Inizia così l’anno: pastori umili e ai margini della società del tempo testimoniano la natività del Pastore che si inoltra nel deserto delle nostre anime per aiutarci a ritrovare la strada quando ci sentiamo smarriti.
Il mio in(solito) commento a:
I pastori trovarono Maria e Giuseppe e il bambino. Dopo otto giorni gli fu messo nome Gesù (Lc 2,16-21)
Il pastore, ai tempi di Gesù, era considerato impuro, perché stava sempre a contatto con gli animali e non poteva osservare la legge. Veniva tenuto a distanza e, spesso, era costretto a vivere fuori dai villaggi, perché i cittadini temevano di contaminarsi con la loro vicinanza. Addirittura taluni consideravano i pastori alla stregua di ladri e assassini (non perché lo fossero, ma per via della loro “impurità”).
Dio ci sorprende sempre: è immenso, eterno ed onnipotente. Eppure ha scelto di venire sulla terra come un Bimbo indifeso. Addirittura è nato in una grotta, povero di tutto fuorché di amore. Esule braccato dai soldati di Erode, rifiutato da chi la fede avrebbe dovuto custodirla anziché combatterla, tradito dai suoi stessi discepoli, ingiustamente processato, percosso, vilipeso e inchiodato ad una croce. Tutto sembrerebbe fuorché un Dio. Almeno agli occhi degli uomini. Invece Cristo scompiglia tutti i giochi: risorge e ci libera dal peccato originale.

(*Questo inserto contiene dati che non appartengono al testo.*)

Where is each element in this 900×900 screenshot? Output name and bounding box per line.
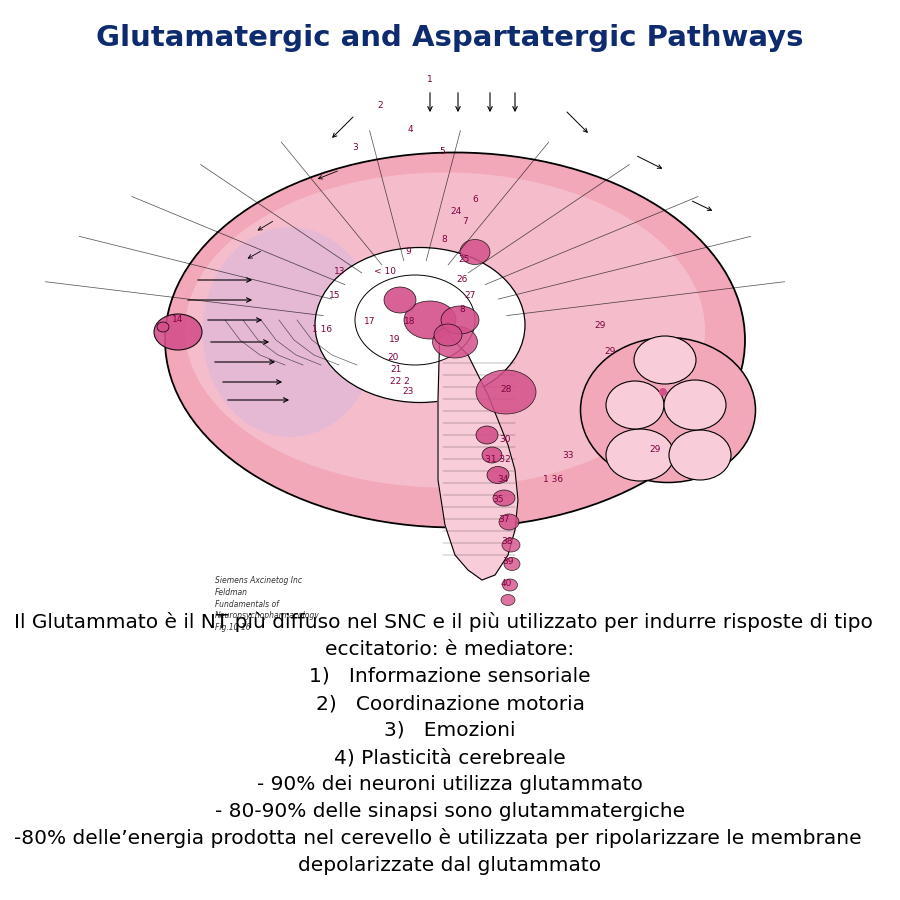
Text: 9: 9 bbox=[405, 248, 411, 256]
Text: 15: 15 bbox=[329, 292, 341, 301]
Text: 37: 37 bbox=[499, 516, 509, 525]
Ellipse shape bbox=[606, 381, 664, 429]
Text: 29: 29 bbox=[594, 320, 606, 329]
Text: 22 2: 22 2 bbox=[390, 377, 410, 386]
Ellipse shape bbox=[355, 275, 475, 365]
Ellipse shape bbox=[441, 306, 479, 334]
Text: - 90% dei neuroni utilizza glutammato: - 90% dei neuroni utilizza glutammato bbox=[257, 775, 643, 794]
Ellipse shape bbox=[185, 173, 705, 488]
Ellipse shape bbox=[502, 579, 518, 591]
Text: 31 32: 31 32 bbox=[485, 455, 511, 464]
Ellipse shape bbox=[202, 227, 377, 437]
Text: 2)   Coordinazione motoria: 2) Coordinazione motoria bbox=[316, 694, 584, 713]
Ellipse shape bbox=[404, 301, 456, 339]
Text: - 80-90% delle sinapsi sono glutammatergiche: - 80-90% delle sinapsi sono glutammaterg… bbox=[215, 802, 685, 821]
Ellipse shape bbox=[157, 322, 169, 332]
Ellipse shape bbox=[634, 336, 696, 384]
Text: 23: 23 bbox=[402, 388, 414, 397]
Text: 4) Plasticità cerebreale: 4) Plasticità cerebreale bbox=[334, 748, 566, 767]
Text: 4: 4 bbox=[407, 125, 413, 134]
Text: Siemens Axcinetog Inc
Feldman
Fundamentals of
Neuropsychopharmacology
Fig.10 16: Siemens Axcinetog Inc Feldman Fundamenta… bbox=[215, 576, 320, 632]
Ellipse shape bbox=[606, 429, 674, 481]
Text: < 10: < 10 bbox=[374, 267, 396, 276]
Text: 26: 26 bbox=[456, 275, 468, 284]
Text: 7: 7 bbox=[462, 218, 468, 227]
Text: 33: 33 bbox=[562, 451, 574, 460]
Ellipse shape bbox=[476, 370, 536, 414]
Text: 19: 19 bbox=[389, 336, 400, 345]
Text: Glutamatergic and Aspartatergic Pathways: Glutamatergic and Aspartatergic Pathways bbox=[96, 24, 804, 52]
Text: 1: 1 bbox=[428, 76, 433, 85]
Ellipse shape bbox=[504, 557, 520, 571]
Text: 35: 35 bbox=[492, 496, 504, 505]
Ellipse shape bbox=[487, 466, 509, 483]
Text: 29: 29 bbox=[649, 446, 661, 454]
Ellipse shape bbox=[482, 447, 502, 463]
Text: 25: 25 bbox=[458, 256, 470, 265]
Ellipse shape bbox=[502, 538, 520, 552]
Text: 30: 30 bbox=[500, 436, 511, 445]
Text: 18: 18 bbox=[404, 318, 416, 327]
Ellipse shape bbox=[476, 426, 498, 444]
Text: 8: 8 bbox=[459, 305, 465, 314]
Text: eccitatorio: è mediatore:: eccitatorio: è mediatore: bbox=[326, 640, 574, 659]
Ellipse shape bbox=[154, 314, 202, 350]
Text: 1 36: 1 36 bbox=[543, 475, 563, 484]
Ellipse shape bbox=[499, 514, 519, 530]
Text: Il Glutammato è il NT più diffuso nel SNC e il più utilizzato per indurre rispos: Il Glutammato è il NT più diffuso nel SN… bbox=[14, 612, 873, 632]
Text: 5: 5 bbox=[439, 148, 445, 157]
Text: 38: 38 bbox=[501, 537, 513, 546]
Text: 34: 34 bbox=[498, 475, 508, 484]
Ellipse shape bbox=[580, 338, 755, 482]
Text: 3: 3 bbox=[352, 142, 358, 151]
Text: 13: 13 bbox=[334, 267, 346, 276]
Text: 6: 6 bbox=[472, 195, 478, 204]
Text: 39: 39 bbox=[502, 557, 514, 566]
Text: 3)   Emozioni: 3) Emozioni bbox=[384, 721, 516, 740]
Text: 2: 2 bbox=[377, 101, 382, 110]
Text: 29: 29 bbox=[604, 347, 616, 356]
Text: 21: 21 bbox=[391, 365, 401, 374]
Ellipse shape bbox=[669, 430, 731, 480]
Ellipse shape bbox=[165, 152, 745, 527]
Text: 24: 24 bbox=[450, 208, 462, 217]
Ellipse shape bbox=[384, 287, 416, 313]
Ellipse shape bbox=[315, 248, 525, 402]
Ellipse shape bbox=[664, 380, 726, 430]
Ellipse shape bbox=[659, 388, 667, 396]
Text: 8: 8 bbox=[441, 236, 447, 245]
Ellipse shape bbox=[501, 595, 515, 606]
Ellipse shape bbox=[493, 490, 515, 506]
Text: 27: 27 bbox=[464, 291, 476, 300]
Text: 1 16: 1 16 bbox=[312, 326, 332, 335]
Ellipse shape bbox=[434, 324, 462, 346]
Text: 1)   Informazione sensoriale: 1) Informazione sensoriale bbox=[310, 667, 590, 686]
Polygon shape bbox=[438, 325, 518, 580]
Text: 14: 14 bbox=[172, 316, 184, 325]
Text: 40: 40 bbox=[500, 580, 512, 589]
Text: -80% delle’energia prodotta nel cerevello è utilizzata per ripolarizzare le memb: -80% delle’energia prodotta nel cerevell… bbox=[14, 828, 861, 848]
Text: 17: 17 bbox=[364, 318, 376, 327]
Text: depolarizzate dal glutammato: depolarizzate dal glutammato bbox=[299, 856, 601, 875]
Text: 28: 28 bbox=[500, 385, 512, 394]
Text: 20: 20 bbox=[387, 353, 399, 362]
Ellipse shape bbox=[433, 326, 478, 358]
Ellipse shape bbox=[460, 239, 490, 265]
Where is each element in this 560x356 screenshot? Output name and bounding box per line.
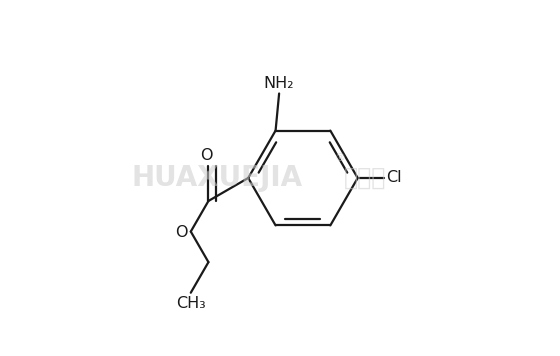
Text: CH₃: CH₃ [176,295,206,310]
Text: ®: ® [335,153,346,163]
Text: NH₂: NH₂ [264,76,295,91]
Text: O: O [175,225,188,240]
Text: O: O [200,148,213,163]
Text: 化学加: 化学加 [344,166,386,190]
Text: Cl: Cl [386,171,402,185]
Text: HUAXUEJIA: HUAXUEJIA [132,164,303,192]
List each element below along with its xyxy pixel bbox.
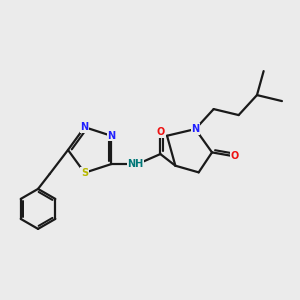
Text: NH: NH [127,159,143,169]
Text: N: N [191,124,200,134]
Text: O: O [230,152,239,161]
Text: N: N [80,122,88,132]
Text: O: O [156,128,164,137]
Text: N: N [107,131,116,141]
Text: S: S [81,168,88,178]
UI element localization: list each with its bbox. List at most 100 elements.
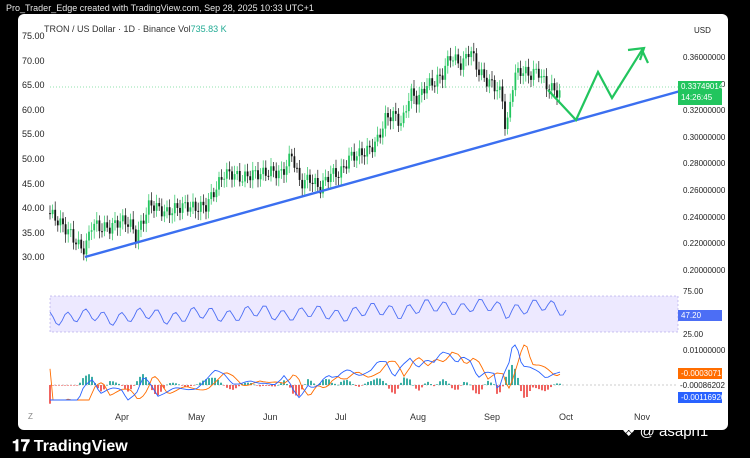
chart-card[interactable] [18, 14, 728, 430]
macd-histogram-bar [286, 383, 288, 385]
candle-body [246, 171, 249, 177]
symbol-info: TRON / US Dollar · 1D · Binance Vol735.8… [44, 24, 227, 34]
candle-body [433, 85, 436, 87]
candle-body [345, 166, 348, 169]
candle-body [228, 169, 231, 172]
macd-histogram-bar [178, 384, 180, 385]
volume-value: 735.83 K [190, 24, 227, 34]
watermark-text: @ asapn1 [639, 423, 709, 440]
bar-countdown: 14:26:45 [681, 93, 713, 102]
candle-body [267, 175, 270, 177]
macd-histogram-bar [334, 383, 336, 385]
macd-histogram-bar [217, 379, 219, 385]
macd-histogram-bar [313, 383, 315, 385]
macd-histogram-bar [124, 385, 126, 389]
macd-histogram-bar [517, 377, 519, 385]
macd-histogram-bar [346, 379, 348, 385]
candle-body [173, 203, 176, 214]
candle-body [350, 151, 353, 156]
macd-histogram-bar [241, 383, 243, 385]
author-watermark: ❖ @ asapn1 [622, 422, 708, 440]
candle-body [116, 220, 119, 228]
left-axis-tick: 60.00 [22, 104, 45, 115]
macd-histogram-bar [355, 385, 357, 386]
candle-body [254, 170, 257, 172]
macd-histogram-bar [391, 385, 393, 393]
candle-body [244, 171, 246, 182]
macd-histogram-bar [514, 368, 516, 385]
tradingview-logo-icon: 𝟏𝟕 [12, 438, 30, 455]
macd-histogram-bar [535, 385, 537, 389]
candle-body [51, 209, 54, 215]
projection-path [547, 47, 649, 122]
right-axis-tick: 0.30000000 [683, 132, 726, 142]
macd-histogram-bar [220, 382, 222, 385]
candle-body [402, 112, 405, 124]
rsi-line [49, 298, 567, 326]
macd-histogram-bar [151, 385, 153, 391]
candle-body [179, 207, 181, 213]
candle-body [207, 199, 210, 212]
candle-body [381, 128, 384, 138]
candle-body [366, 145, 369, 157]
candle-body [249, 176, 252, 181]
currency-label[interactable]: USD [694, 26, 711, 35]
macd-histogram-bar [208, 378, 210, 385]
time-axis-label: May [188, 412, 206, 422]
macd-histogram-value: -0.00086202 [680, 381, 725, 390]
candle-body [337, 176, 340, 178]
macd-histogram-bar [460, 385, 462, 386]
left-axis-tick: 55.00 [22, 129, 45, 140]
macd-histogram-bar [304, 384, 306, 385]
macd-histogram-bar [553, 384, 555, 386]
macd-histogram-bar [175, 383, 177, 385]
candle-body [374, 141, 376, 153]
candle-body [189, 207, 192, 212]
candle-body [405, 111, 408, 113]
macd-histogram-bar [529, 385, 531, 392]
macd-histogram-bar [265, 385, 267, 386]
candle-body [85, 240, 88, 255]
diamond-icon: ❖ [622, 423, 636, 440]
macd-histogram-bar [214, 377, 216, 385]
candle-body [410, 88, 413, 102]
macd-histogram-bar [415, 385, 417, 389]
left-axis-tick: 70.00 [22, 55, 45, 66]
macd-histogram-bar [235, 385, 237, 389]
candle-body [264, 167, 267, 176]
candle-body [488, 79, 491, 87]
candle-body [322, 180, 324, 194]
candle-body [181, 203, 184, 213]
macd-histogram-bar [55, 385, 57, 386]
candle-body [223, 178, 226, 180]
candle-body [184, 202, 187, 204]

Nel mio ultimo libro accompagno il lettore in un’esperienza insolita, accompagnandolo a salire sulla croce insieme a Gesù. Da lassù, dall’alto del legno, il nostro sguardo assume la stessa prospettiva di quello di Cristo. Vediamo soldati, farisei, curiosi accorsi dai villaggi lontani per assistere alla crocifissione, per quel che sono: un’umanità sofferente, triste e dispersa, pecore che hanno bisogno del loro pastore per ritrovare la strada. Viste da lassù perfino le Beatitudini acquistano un significato diverso:
la tenerezza di Dio, che predilige cuori svuotati d’orgoglio per riempirli della profondità del cielo, che si avvicina agli occhi bagnati dalle lacrime per rasserenarli con parole di consolazione, che soccorre persone semplici, umiliate dai potenti, per mostrare loro la ricchezza di un tesoro che è fatto di dignità, di rispetto, di perdono, di sincerità e d’amore.
Così dobbiamo vivere, in modo semplice, senza permettere a mille affanni di opprimerci. Perché non c’è nulla, ma proprio nulla che l’uomo possa fare senza Dio. Può arrivare il più ricco del mondo, costruire un granaio gigantesco e mietere campi grandissimi. Ma nulla può contro il destino della morte (cfr. Luca 12,13-21). Invece, l’uomo, insieme a Dio, può costruire molte cose, per il bene suo e di tutta l’umanità. Ma la costruzione più bella, amici cari, è quella che si erge in cielo. Lassù, dove non c’è ladro che rubi o ruggine che consumi (cfr. Matteo 6,20). Perché “là dov’è il tuo tesoro, sarà anche il tuo cuore” (Matteo 6,21).
Dobbiamo “cambiare occhiali” e posare “lo sguardo del mondo” sul comodino, per leggere bene questa pagina di Vangelo. Dobbiamo dimenticarci della brama di possedere ad ogni costo. Dobbiamo abbandonare l’orgoglio ed accantonare il peccato. Ci sorprenderemo nello scoprire che proprio chi “soffre” agli occhi del mondo è più vicino al cuore di Dio e sperimenta la sua consolazione. E allora beati i poveri, gli afflitti, gli affamati, i perseguitati, coloro che vengono insultati!
E capiamo perché il Pastore delle pecore smarrite ha scelto proprio i pastori per testimoniare il mistero dell’incarnazione. #Santanotte e buon anno con la nuova prospettiva che ci ha regalato Gesù!